Kamis 20 Aug 2015 07:04 WIB

Damianna Pearson, Pembenci Islam yang Bersyahadat

Rep: c27/ Red: Agung Sasongko
Mualaf (ilustrasi)
Foto: courtesy onislam.net
Mualaf (ilustrasi)

REPUBLIKA.CO.ID, WASHINGTON -- Awalnya, Damianna Pearson begitu membenci Islam. Pada akhirnya, ia menemukan nikmat Islam setelah mempelajari Alquran.

Ketakutan terhadap Islam atau dikenal Islamfobia akan mudah didapatkan di negara-negara Barat. Pemberitaan seputar perang dan kekerasan di daratan Timur Tengah banyak menjadi penyumbang munculnya Islamfobia.

Perempuan kelahiran Amerika Serikat ini memulai kebenciannya terhadap Islam setelah kejadian 9/11 di AS. Peristiwa tersebut membuatnya sangat ketakutan meski ia belum pernah mendengar tentang Islam bahkan Muslim.
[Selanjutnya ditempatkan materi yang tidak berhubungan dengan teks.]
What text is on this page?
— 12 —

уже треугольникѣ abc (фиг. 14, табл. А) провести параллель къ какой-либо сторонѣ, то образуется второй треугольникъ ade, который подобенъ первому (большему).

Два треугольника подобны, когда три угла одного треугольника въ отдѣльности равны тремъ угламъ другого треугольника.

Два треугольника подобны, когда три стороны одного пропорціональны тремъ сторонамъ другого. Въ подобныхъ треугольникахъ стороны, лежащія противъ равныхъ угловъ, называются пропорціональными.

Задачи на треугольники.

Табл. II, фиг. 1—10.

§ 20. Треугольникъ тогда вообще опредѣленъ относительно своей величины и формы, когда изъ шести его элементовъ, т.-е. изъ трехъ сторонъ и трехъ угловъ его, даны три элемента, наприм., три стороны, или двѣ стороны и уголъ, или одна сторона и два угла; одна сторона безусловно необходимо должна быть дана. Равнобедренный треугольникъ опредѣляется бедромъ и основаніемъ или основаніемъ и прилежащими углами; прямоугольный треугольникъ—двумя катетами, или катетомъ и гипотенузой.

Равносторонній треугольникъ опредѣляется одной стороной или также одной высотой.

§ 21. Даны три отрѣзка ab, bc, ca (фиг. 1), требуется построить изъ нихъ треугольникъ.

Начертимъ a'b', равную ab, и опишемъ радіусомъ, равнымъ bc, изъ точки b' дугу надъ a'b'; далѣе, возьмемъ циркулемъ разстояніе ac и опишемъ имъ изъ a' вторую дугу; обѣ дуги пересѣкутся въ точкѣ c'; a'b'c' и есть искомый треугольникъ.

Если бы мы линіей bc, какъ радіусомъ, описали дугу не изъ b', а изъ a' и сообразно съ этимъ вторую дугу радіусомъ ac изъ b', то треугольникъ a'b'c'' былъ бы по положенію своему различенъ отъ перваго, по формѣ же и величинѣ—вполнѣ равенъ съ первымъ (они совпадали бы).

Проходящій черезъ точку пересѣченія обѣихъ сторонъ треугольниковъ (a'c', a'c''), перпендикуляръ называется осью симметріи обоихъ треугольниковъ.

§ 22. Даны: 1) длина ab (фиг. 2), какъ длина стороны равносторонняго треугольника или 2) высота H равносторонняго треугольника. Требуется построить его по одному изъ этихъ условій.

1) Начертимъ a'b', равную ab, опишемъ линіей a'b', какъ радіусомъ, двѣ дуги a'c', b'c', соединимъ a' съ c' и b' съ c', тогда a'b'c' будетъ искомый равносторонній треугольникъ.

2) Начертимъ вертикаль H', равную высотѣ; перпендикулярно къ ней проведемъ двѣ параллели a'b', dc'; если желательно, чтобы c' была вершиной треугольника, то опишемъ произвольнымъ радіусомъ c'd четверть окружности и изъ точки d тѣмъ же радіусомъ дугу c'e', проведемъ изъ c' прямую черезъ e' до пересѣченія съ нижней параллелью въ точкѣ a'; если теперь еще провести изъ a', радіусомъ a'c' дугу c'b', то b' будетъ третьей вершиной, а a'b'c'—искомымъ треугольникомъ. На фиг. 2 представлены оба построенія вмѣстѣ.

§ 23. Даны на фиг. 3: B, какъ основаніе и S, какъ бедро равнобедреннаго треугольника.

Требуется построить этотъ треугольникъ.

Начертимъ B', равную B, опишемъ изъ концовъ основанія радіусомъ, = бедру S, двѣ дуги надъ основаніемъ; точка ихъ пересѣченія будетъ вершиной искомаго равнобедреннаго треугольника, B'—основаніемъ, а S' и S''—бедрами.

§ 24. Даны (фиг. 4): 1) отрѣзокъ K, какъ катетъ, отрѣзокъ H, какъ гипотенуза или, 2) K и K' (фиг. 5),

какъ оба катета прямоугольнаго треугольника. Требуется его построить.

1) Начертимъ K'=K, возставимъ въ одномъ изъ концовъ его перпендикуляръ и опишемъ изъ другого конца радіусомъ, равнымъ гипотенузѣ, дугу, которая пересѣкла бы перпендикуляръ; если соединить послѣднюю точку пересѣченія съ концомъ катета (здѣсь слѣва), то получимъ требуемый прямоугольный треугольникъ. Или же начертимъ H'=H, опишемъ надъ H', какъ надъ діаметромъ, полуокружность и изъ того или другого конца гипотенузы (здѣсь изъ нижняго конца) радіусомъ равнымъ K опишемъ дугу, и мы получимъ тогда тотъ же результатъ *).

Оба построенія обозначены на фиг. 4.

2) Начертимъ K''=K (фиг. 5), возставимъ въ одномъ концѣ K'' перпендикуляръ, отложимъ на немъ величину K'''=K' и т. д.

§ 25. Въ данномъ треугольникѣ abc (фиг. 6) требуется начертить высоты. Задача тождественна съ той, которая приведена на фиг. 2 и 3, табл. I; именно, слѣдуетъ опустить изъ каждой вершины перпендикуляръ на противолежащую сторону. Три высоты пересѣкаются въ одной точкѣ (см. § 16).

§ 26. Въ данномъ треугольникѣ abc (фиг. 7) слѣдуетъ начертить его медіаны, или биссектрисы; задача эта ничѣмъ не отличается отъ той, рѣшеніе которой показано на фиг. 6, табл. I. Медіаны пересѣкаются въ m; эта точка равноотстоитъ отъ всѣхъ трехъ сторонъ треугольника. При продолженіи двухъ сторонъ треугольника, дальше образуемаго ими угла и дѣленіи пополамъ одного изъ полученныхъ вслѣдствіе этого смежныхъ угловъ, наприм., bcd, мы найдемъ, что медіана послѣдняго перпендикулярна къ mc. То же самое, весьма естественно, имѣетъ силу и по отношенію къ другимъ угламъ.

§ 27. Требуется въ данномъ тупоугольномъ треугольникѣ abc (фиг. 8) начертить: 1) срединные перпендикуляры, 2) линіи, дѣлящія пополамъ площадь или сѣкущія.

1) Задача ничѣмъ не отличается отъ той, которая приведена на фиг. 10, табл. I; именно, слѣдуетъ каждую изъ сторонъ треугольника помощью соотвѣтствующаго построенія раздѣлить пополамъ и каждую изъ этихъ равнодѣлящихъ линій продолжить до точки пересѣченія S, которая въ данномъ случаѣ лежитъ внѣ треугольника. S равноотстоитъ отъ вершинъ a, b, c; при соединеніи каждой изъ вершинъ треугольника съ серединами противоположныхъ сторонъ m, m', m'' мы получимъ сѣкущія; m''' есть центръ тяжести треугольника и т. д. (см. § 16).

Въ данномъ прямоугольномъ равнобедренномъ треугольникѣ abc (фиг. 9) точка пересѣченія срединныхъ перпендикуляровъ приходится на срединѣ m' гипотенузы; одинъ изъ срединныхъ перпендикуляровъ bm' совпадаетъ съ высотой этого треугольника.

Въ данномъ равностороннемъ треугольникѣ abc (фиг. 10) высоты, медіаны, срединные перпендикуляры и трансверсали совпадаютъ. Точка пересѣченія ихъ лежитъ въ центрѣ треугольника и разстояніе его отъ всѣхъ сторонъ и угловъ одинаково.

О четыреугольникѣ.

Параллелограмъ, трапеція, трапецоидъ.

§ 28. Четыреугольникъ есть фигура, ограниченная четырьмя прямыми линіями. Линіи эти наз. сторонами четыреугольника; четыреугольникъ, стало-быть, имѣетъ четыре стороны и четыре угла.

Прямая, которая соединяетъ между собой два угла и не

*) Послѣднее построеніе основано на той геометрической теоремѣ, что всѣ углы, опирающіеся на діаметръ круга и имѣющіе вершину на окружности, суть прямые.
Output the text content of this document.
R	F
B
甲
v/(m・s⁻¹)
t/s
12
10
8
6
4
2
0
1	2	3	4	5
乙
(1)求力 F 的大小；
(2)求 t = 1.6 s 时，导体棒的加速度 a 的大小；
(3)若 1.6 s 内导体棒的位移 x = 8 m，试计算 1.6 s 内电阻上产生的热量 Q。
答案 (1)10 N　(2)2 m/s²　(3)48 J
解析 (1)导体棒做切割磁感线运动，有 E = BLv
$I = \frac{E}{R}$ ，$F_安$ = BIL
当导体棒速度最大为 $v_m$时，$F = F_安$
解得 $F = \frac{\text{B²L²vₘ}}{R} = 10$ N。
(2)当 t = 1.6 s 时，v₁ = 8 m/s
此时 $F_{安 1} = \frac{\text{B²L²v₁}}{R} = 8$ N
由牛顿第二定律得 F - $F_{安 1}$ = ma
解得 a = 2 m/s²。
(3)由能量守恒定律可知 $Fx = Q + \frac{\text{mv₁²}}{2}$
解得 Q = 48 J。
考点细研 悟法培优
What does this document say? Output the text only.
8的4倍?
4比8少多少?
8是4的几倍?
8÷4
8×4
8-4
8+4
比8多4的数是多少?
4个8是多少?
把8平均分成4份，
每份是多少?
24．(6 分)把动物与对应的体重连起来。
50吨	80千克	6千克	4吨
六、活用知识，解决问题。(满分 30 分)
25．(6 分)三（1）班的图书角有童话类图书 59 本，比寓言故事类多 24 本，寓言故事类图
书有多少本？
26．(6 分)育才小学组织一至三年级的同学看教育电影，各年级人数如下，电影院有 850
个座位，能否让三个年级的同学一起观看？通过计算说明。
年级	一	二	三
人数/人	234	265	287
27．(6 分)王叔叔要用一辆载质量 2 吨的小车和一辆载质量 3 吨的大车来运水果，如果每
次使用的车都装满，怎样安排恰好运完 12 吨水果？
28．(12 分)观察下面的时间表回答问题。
Peristiwa 9/11 membawa dirinya dan anak-anaknya yang berumur 3 dan 6 tahun menjadi umat Kristen.

"Sekarang kita kan menjadi orang Kristen! Jika ada orang-orang gila datang ke sini dan akan membom kita, saya perlu tahu bahwa kita aman," alasannya saat memutuskan memilih agama Kristen.

Setelah itu, ia mendukung terjadinya perang di Irak dan segala kekerasan yang terjadi. Pearson bahkan mengajak anak-anaknya untuk menyaksikan bersama pemboman yang terjadi di Afganistan, dan mengatakan itu merupakan hal yang tepat untuk dilakukan, meski faktanya ia mengaku bahwa saat itu Pearson tidak mengetahui di mana itu letaknya Timur Tengah.

"Aku tahu apa-apa tentang Irak, Iran, Afghanistan, Palestina, sama sekali. Tapi, saya menghabiskan tahun-tahun menyebarkan kebencian, dan kebohongan mengerikan tentang orang, tempat, dan agama, saya tidak tahu apa-apa tentang  itu. Dan  Saya senang melihat mereka sedang dibom," ujarnya dilansir dari OnIslam, Kamis (20/8).

Untuk menambah kadar kebenciannya terhadap Islam, ia mencoba mencari ayat-ayat kebencian dalam Alquran, tapi justru Pearson tidak menemukan itu semua. Alquran malah membuat hati dan hidupnya berubah.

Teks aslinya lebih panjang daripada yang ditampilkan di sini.